29/11/2021

THE POWER OF THE DOG di Jane Campion

Era dal 1999 che la regista neozelandese mancava dalla Mostra del Cinema di Venezia. Quell’anno, reduce dal successo dei suoi precedenti lavori come “Un angelo alla mia tavola” (1990) vincitore del Leone d’Argento al Lido e poi “Lezioni di Piano” (Palma d’Oro a Cannes nel 1993; la prima regista donna a ottenerlo), e il successivo “Ritratto di signora” (1996), aveva presentato “Holy Smoke – Fuoco Sacro”, la storia di una ragazza (interpretata da una giovane Kate Winslet) che dopo un viaggio in India aveva fatto perdere le sue tracce per aggregarsi ad una setta. Non era stato uno dei migliori film della Campion, tuttavia quell’opera non le aveva scalfito la sua fama, questo perché nei suoi film aveva sempre cercato di esplorare la complessità del mondo femminile.

Dopo la realizzazione di altri due lungometraggi, un noir a tinte erotiche (“In the Cut”, 2003), il film in costume “Bright Star” (2009) e una serie televisiva (“Top of the Lake – Il mistero del lago” 2013-2017) la Campion ha ora presentato a Venezia in Concorso il suo ultimo lavoro: “The Power of the Dog”.

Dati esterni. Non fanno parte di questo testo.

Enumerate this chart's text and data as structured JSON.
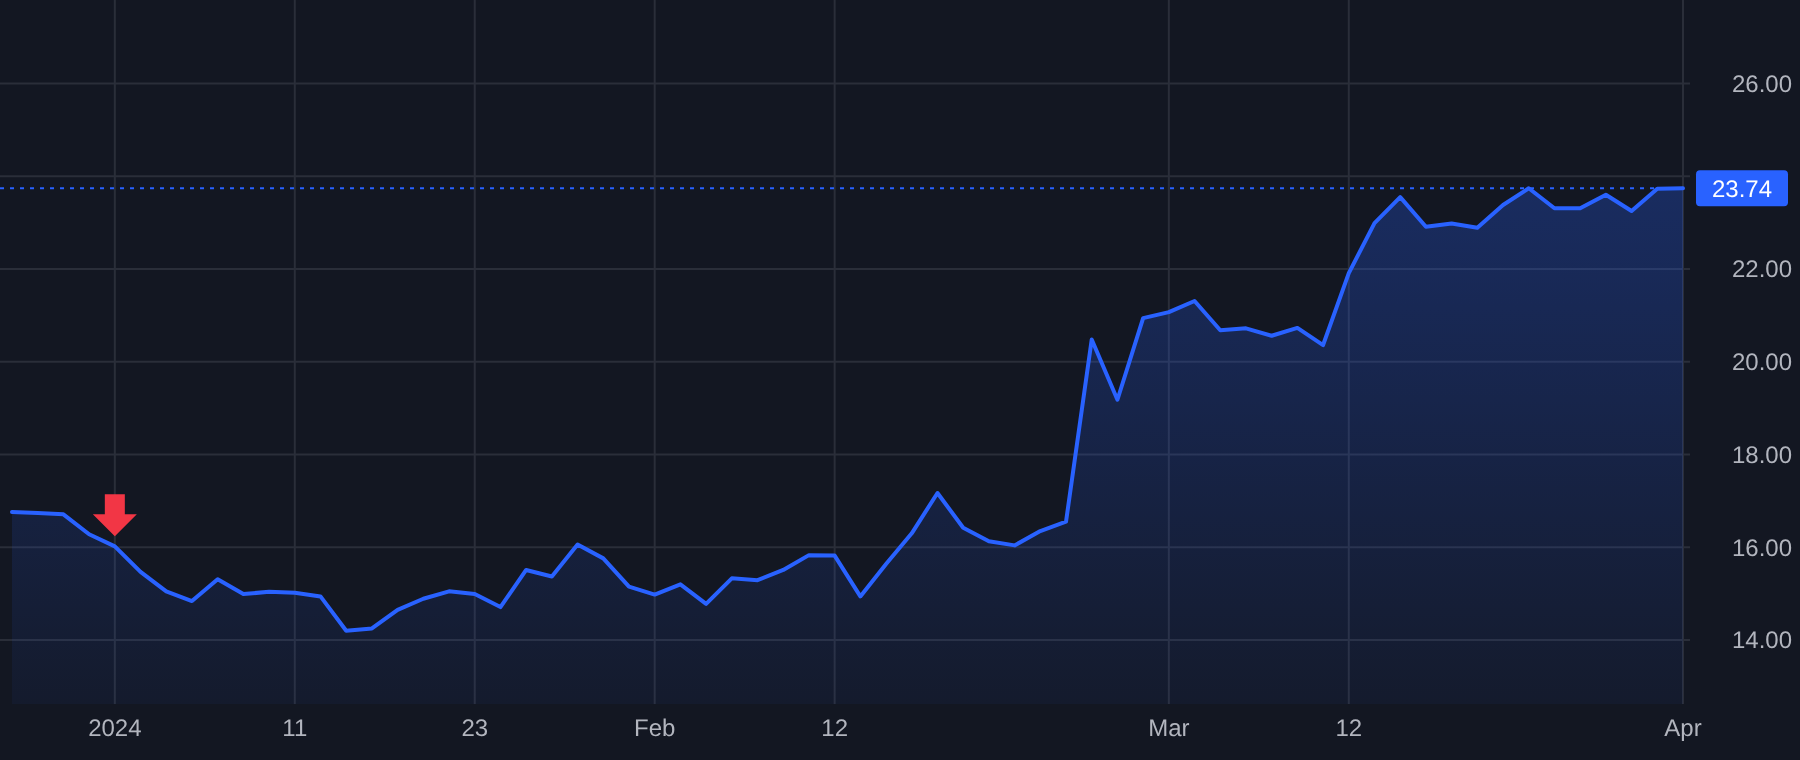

La storia, tratta dall’omonimo romanzo dello scrittore Thomas Savage (pubblicato in Italia da Neri Pozza) racconta di due fratelli cowboys, Phil e George Burbank, che nello stato del Montana degli anni Venti gestiscono il grande ranch lasciato in eredità dai loro genitori; I due hanno caratteri molto diversi: Phil, il più grande (interpretato dall’attore Benedict Cumberbatch) si dimostra rude e crudele, George (Jesse Plemons) invece è più impacciato, mite e di buon cuore.

Quest’ultimo ha un debole per la bella vedova Rose (Kirsten Dunst) che gestisce con suo figlio Peter (Kodi Smit-McPhee) una locanda non molto distante dai loro possedimenti e le dichiarerà il suo amore. Lei accetta la sua corte, ma quando il fratello esporrà l’idea del fidanzamento a Phil, suo fratello la prenderà molto male: non accetterà che un’intrusa entri a vivere nella loro casa e farà di tutto per boicottare la loro storia, coinvolgendo anche il figlio di Rose, un ragazzo dall’animo sensibile e appassionato di studi di medicina.

Il film, girato quasi interamente in Nuova Zelanda a causa della pandemia, gode di una buona recitazione e in certi momenti richiama le suggestive atmosfere de “La valle dell’Eden”. Tuttavia nel suo svolgimento si dimostra un po’ lento e con un finale debole e un po’ scontato. Il film è stato premiato a Venezia con il Leone d’Argento per la Miglior Regia. Venezia porta fortuna a Jane Campion.